Natural history of pancreatic islet B-cell function in type 2 diabetes mellitus studied over six years by homeostasis model assessment.
Rudenski AS., Hadden DR., Atkinson AB., Kennedy L., Matthews DR., Merrett JD., Pockaj B., Turner RC.
Islet B-cell function and insulin sensitivity were estimated with the aid of a mathematical model from repeated fasting plasma glucose and insulin measurements over a 6 year period in 131 patients with type 2 diabetes mellitus who could be managed satisfactorily on dietary therapy alone. They presented between the ages of 40 and 69 years, and were studied before and after one year of treatment, and then at regular intervals from 12 until 72 months later. A method of averaging the individual trends by means of a linear model regression technique was used to assess the progression of their diabetes. Dietary management over the first 12 months resulted in weight loss from 118% to 106% average body weight, and improved insulin sensitivity from 26% to 40% of normal (p less than 0.001).

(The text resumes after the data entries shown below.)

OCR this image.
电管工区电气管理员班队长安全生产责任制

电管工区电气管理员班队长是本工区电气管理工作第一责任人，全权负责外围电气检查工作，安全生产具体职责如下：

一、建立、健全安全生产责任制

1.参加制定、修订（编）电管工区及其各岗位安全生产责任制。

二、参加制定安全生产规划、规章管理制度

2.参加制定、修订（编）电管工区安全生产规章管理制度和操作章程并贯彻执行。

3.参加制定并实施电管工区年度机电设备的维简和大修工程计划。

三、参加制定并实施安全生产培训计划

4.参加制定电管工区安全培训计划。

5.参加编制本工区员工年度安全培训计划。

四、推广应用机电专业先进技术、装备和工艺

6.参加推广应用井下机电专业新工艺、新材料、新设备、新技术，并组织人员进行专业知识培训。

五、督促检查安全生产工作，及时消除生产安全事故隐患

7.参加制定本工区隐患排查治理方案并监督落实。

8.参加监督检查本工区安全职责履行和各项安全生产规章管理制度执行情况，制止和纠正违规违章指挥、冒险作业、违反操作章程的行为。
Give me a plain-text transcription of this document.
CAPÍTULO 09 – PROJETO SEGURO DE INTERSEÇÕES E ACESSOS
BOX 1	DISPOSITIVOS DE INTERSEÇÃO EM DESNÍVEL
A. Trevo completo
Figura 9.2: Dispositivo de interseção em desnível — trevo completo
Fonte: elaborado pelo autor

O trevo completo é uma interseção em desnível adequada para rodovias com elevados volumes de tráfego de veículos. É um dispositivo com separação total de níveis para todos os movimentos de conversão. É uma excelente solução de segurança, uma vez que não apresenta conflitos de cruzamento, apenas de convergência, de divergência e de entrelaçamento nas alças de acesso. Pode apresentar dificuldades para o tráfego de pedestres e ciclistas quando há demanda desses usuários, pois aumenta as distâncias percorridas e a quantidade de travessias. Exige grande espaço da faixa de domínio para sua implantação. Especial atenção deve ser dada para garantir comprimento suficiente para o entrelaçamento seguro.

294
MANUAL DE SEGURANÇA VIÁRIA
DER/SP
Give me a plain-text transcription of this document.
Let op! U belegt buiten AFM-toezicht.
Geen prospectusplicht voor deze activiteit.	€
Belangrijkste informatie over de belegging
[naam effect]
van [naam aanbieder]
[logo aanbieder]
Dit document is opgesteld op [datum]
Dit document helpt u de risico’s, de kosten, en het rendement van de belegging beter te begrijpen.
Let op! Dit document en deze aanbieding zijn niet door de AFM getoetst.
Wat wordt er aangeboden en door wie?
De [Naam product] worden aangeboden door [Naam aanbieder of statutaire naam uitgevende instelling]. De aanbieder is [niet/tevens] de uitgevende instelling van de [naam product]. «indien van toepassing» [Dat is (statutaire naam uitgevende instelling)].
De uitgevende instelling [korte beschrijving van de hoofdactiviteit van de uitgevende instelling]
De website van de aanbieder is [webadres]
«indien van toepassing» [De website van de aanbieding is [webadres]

From 12 to 72 months, the fasting plasma glucose rose at a mean rate of 0.23 mmol/l per year (p less than 0.001) despite a rate of weight loss of 0.2% average body weight per year (p less than 0.01). The estimated islet B-cell function, expressed as a percentage of normal, decreased significantly (p less than 0.05) at a rate of 1.5% per year, with no statistically significant change in insulin sensitivity. Extrapolation suggests the reduction in B-cell function predated the departure of fasting plasma glucose from the normal range.